Existe magia que llueve misteriosamente del cielo como la de las Luces del Norte de Phillip Pullman, en la que se entremezclan el destino y el deseo de apropiación del ser humano de lo que no le pertenece; magia que es poco más que tiempo o fantasía en su máxima expresión, como sucede en los dos libros más famosos de Michael Ende. hay magia darwinista, como la de Brandon Mull o Holly Black, con complejas genealogías de seres conectados con la naturaleza. Determinado tipo de magia brota directamente de los libros: Cornelia Funke, Jasper Fforde, La historia interminable; o de los cuentos tradicionales: Kelly Link, Gregory Maguire, Robin Mc Kinley, Javier Ruescas. Otra está directamente relacionada con las funciones del cuerpo, como la de Millroy el mago. Hay una fascinante magia relacionada con los objetos comunes, como la que encontramos en muchos cuentos de Andersen, la que abre las puertas de Narnia, Oz o Wonderland, como la que practican Mary Poppins y muchos personajes de Roald Dahl, y después tenemos, una especie de santería depurada, urbana y llena de sorpresas como la que describe la deslumbrante Rachel Pollack. Magia de la ciudad en tanto que ser vivo y complejo: Neverwhere (Gaiman), Nocturnia (Simon R. Green), New Crobuzon (Mieville), Galveston (Sean Stewart), Roncavarancolia (Cotrina).

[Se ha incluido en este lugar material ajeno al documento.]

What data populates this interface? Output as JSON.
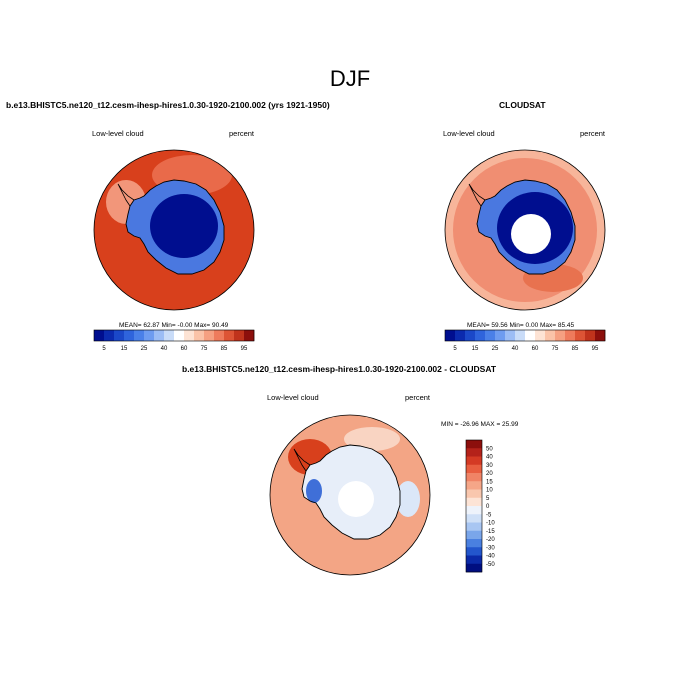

Hay magia oscura, injusta, brutal (Larrabeiti), contundente y derivada del destino (Tolkien), o construida a partir de una lógica interna llevada a sus extremas consecuencias (Mundodisco). Magia psicológica, a veces perversa, es la de de Anne Rice, Jonathan Carroll, Lisa Tuttle. Magia de sueños, deseos y pesadillas, maravillosamente poética, la de Oscar Wilde, Ray Bradbury, Angela Carter, Steven Millhauser, Mijail Bulgákov, Mervin Peake, Theodore Sturgeon, Maria Gripe, Ana María Shua, Jane Yolen.
Sin llegar al extremo de su devoto Neil Gaiman, que afirma sin rubor que «Diana Wynne Jones is the best. The very best. Honest.», no me parece arriesgado decir que si tuviéramos que escoger entre todos estos maestros de la magia tan solo los fundamentales, los originarios, siguiendo el criterio de la novedad y brillantez de su manera de describir lo extraordinario, Diana Wynne Jones estaría indiscutiblemente junto a Shakespeare, Dante, Andersen, Carroll, Tolkien, Ende y Ursula K. Le Guin.
Por supuesto que los ríos de la literatura se entremezclan sin cesar, y así debe ser, porque de otro modo cada escritor tendría que reinventarlo todo desde cero y no avanzaríamos gran cosa. Cada género tiene sus propias marcas y motivos recurrentes. Pero así como J. K. Rowling o Terry Pratchett recogen todos los tópicos para jugar con ellos desde su óptica, Wynne Jones siempre se ha esforzado en hacer que sucedan cosas nuevas, por imperceptibles que parezcan. Por la portada me daba la impresión de que el texto podía tener puntos en común con Mundoespejo, de Mike Wilks. Pero me equivocaba. No hay nada previsible en esta escritora.
La magia que crea Diana Wynne Jones esta relacionada, siempre, con la naturalidad, con lo cotidiano. Es del tipo que emplean sus interesantísimas contemporáneas, también británicas, Joan Aiken y Vivien Alcock.
Wynne Jones nunca advierta a sus lectores con un "preparaos, que ahora viene algo especial". Los sucesos extraordinarios se narran con el mismo grado de excepcionalidad que la recogida de hortalizas (porque nunca se sabe si en esas hortalizas, o a través de ellas, acabaremos por descubrir un secreto memorable). En este sentido su táctica es la contraria a los pirotécnicos Pratchett y Rowling, que rodean cada momento clave con una cohorte de señales y presagios digna de las grandes superproducciones de Hollywood. Wynne Jones está más cercana a la extraordinaria Le Guin, al inteligente Sapkowski, al sutil Millhauser.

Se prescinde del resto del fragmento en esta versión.